Mtr Mary Trainor

The fault, dear Brutus, is not in our stars, but in ourselves that we our underlings…*

Dear friend,

So I introduce this Daily Bread with one of the most famous lines from Shakespeare, and even as I do, I am wondering where I will go with it. Me. The person more likely to quote Willie Nelson than William Shakespeare, nonetheless connect immediately with these words from Julius Caesar.

It might help to say right up front that the word “underling” is not in vogue today. Nobody wants to be one. No parent wants that for their child.

Even so, for me this Shakespeare quote pushed its way to the surface from an old file drawer in my brain—in response to a Daily Office reading for October 22.

While at first Cassius’ words may seem limiting, harsh, More, they feeI blaming, accusatory, projecting shortcomings onto us all. In actuality I now fee that they offer us agency, control in the face of uncontrollable events.

Similarly, Ecclesiasticus makes clear that we have choice, at once a huge gift and at times a heavy responsibility.

From the scripture we read that “it was [God] who created humankind in the beginning, and…left them in the power of their own free will.” I think that is worth repeating:

It was  [God] who created humankind in the beginning, and … left them in the power of their own free will.***

I think most of us want to stay out of “trouble.” Get to work on time.

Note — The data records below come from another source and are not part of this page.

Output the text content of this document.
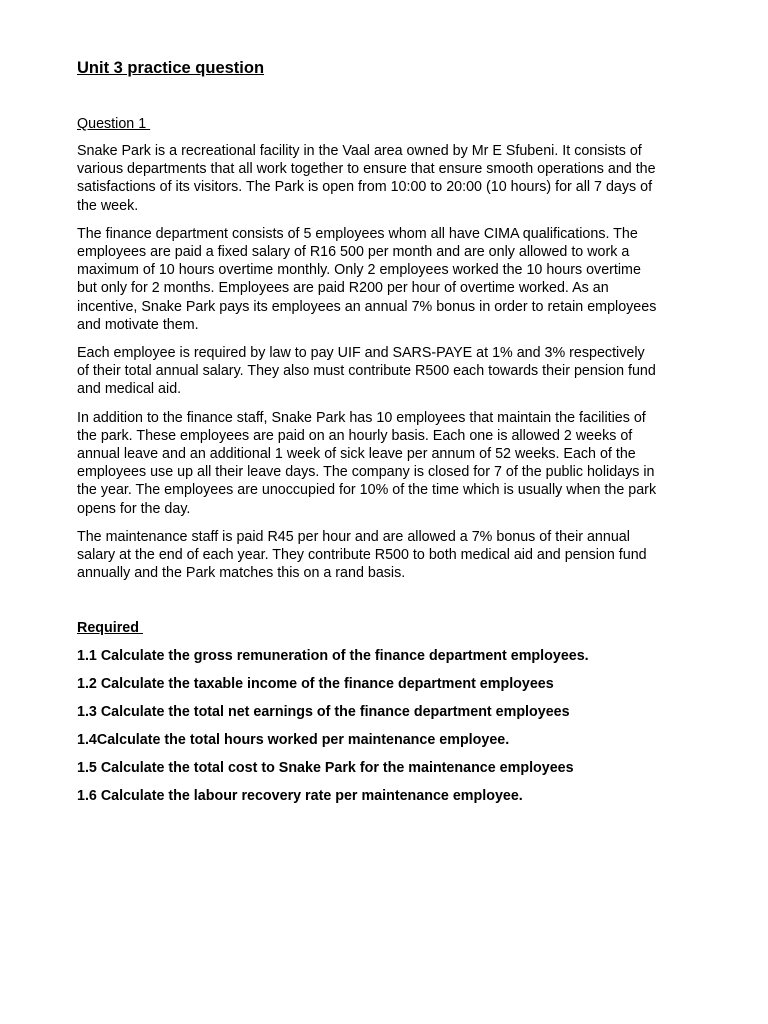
Unit 3 practice question
Question 1

Snake Park is a recreational facility in the Vaal area owned by Mr E Sfubeni. It consists of
various departments that all work together to ensure that ensure smooth operations and the
satisfactions of its visitors. The Park is open from 10:00 to 20:00 (10 hours) for all 7 days of
the week.

The finance department consists of 5 employees whom all have CIMA qualifications. The
employees are paid a fixed salary of R16 500 per month and are only allowed to work a
maximum of 10 hours overtime monthly. Only 2 employees worked the 10 hours overtime
but only for 2 months. Employees are paid R200 per hour of overtime worked. As an
incentive, Snake Park pays its employees an annual 7% bonus in order to retain employees
and motivate them.

Each employee is required by law to pay UIF and SARS-PAYE at 1% and 3% respectively
of their total annual salary. They also must contribute R500 each towards their pension fund
and medical aid.

In addition to the finance staff, Snake Park has 10 employees that maintain the facilities of
the park. These employees are paid on an hourly basis. Each one is allowed 2 weeks of
annual leave and an additional 1 week of sick leave per annum of 52 weeks. Each of the
employees use up all their leave days. The company is closed for 7 of the public holidays in
the year. The employees are unoccupied for 10% of the time which is usually when the park
opens for the day.

The maintenance staff is paid R45 per hour and are allowed a 7% bonus of their annual
salary at the end of each year. They contribute R500 to both medical aid and pension fund
annually and the Park matches this on a rand basis.

Required
1.1 Calculate the gross remuneration of the finance department employees.
1.2 Calculate the taxable income of the finance department employees
1.3 Calculate the total net earnings of the finance department employees
1.4Calculate the total hours worked per maintenance employee.
1.5 Calculate the total cost to Snake Park for the maintenance employees
1.6 Calculate the labour recovery rate per maintenance employee.
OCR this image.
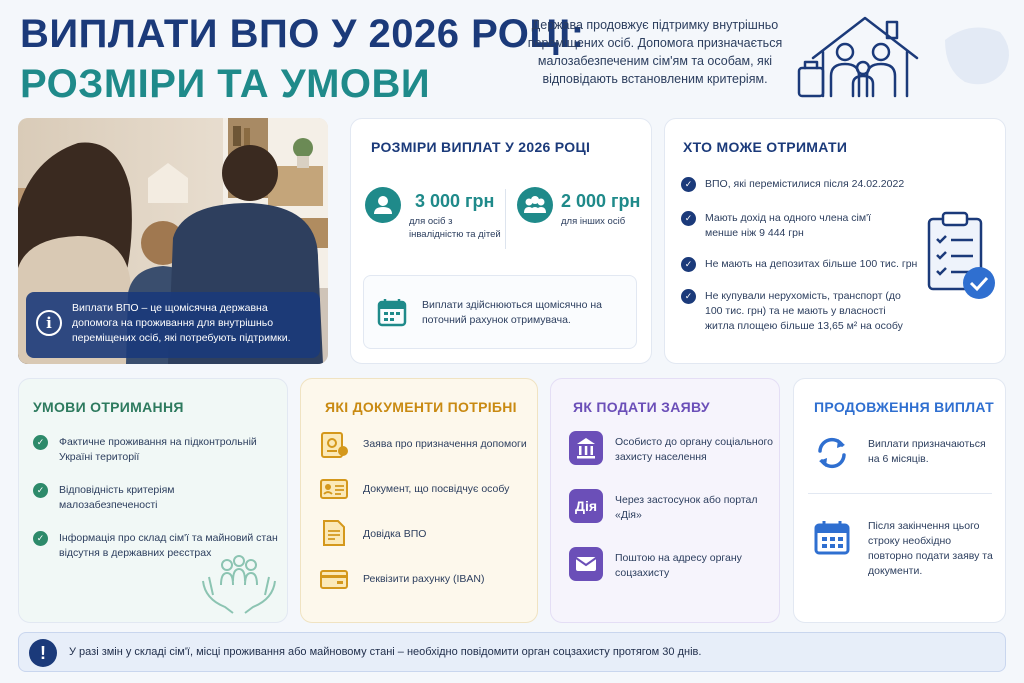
ВИПЛАТИ ВПО У 2026 РОЦІ:
РОЗМІРИ ТА УМОВИ
Держава продовжує підтримку внутрішньо переміщених осіб. Допомога призначається малозабезпеченим сім'ям та особам, які відповідають встановленим критеріям.
i
Виплати ВПО – це щомісячна державна допомога на проживання для внутрішньо переміщених осіб, які потребують підтримки.
РОЗМІРИ ВИПЛАТ У 2026 РОЦІ
3 000 грн
для осіб з інвалідністю та дітей
2 000 грн
для інших осіб
Виплати здійснюються щомісячно на поточний рахунок отримувача.
ХТО МОЖЕ ОТРИМАТИ
✓	ВПО, які перемістилися після 24.02.2022
✓	Мають дохід на одного члена сім'ї менше ніж 9 444 грн
✓	Не мають на депозитах більше 100 тис. грн
✓	Не купували нерухомість, транспорт (до 100 тис. грн) та не мають у власності житла площею більше 13,65 м² на особу
УМОВИ ОТРИМАННЯ
✓	Фактичне проживання на підконтрольній Україні території
✓	Відповідність критеріям малозабезпеченості
✓	Інформація про склад сім'ї та майновий стан відсутня в державних реєстрах
ЯКІ ДОКУМЕНТИ ПОТРІБНІ
Заява про призначення допомоги
Документ, що посвідчує особу
Довідка ВПО
Реквізити рахунку (IBAN)
ЯК ПОДАТИ ЗАЯВУ
Особисто до органу соціального захисту населення
Дія	Через застосунок або портал «Дія»
Поштою на адресу органу соцзахисту
ПРОДОВЖЕННЯ ВИПЛАТ
Виплати призначаються на 6 місяців.
Після закінчення цього строку необхідно повторно подати заяву та документи.
!	У разі змін у складі сім'ї, місці проживання або майновому стані – необхідно повідомити орган соцзахисту протягом 30 днів.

Pay our taxes. And so on. This was important even in childhood.

My brother and I, as children, were the best of friends. Even so, in our early days we had many altercations in the backseat of a 1946 Ford coupe. A friendly exchange quickly turned to quarreling, followed by a parental voice from the front seat: ‘You kids stop that right now.” What followed from us was “s/he started it.” The parental voice said, “I don’t  care.”

For Jim and me, it mattered very much who “started” it. I suppose I thought if I could convince people that he started it, it was tantamount to absolution. I could not be held responsible for aggression if, in fact, I was merely defending myself.

But our parents insisted we both bore the responsibility for our own bad decisions. We don’t have control over what comes at us. We do have choice over our responses. That is where our God-given strength lies.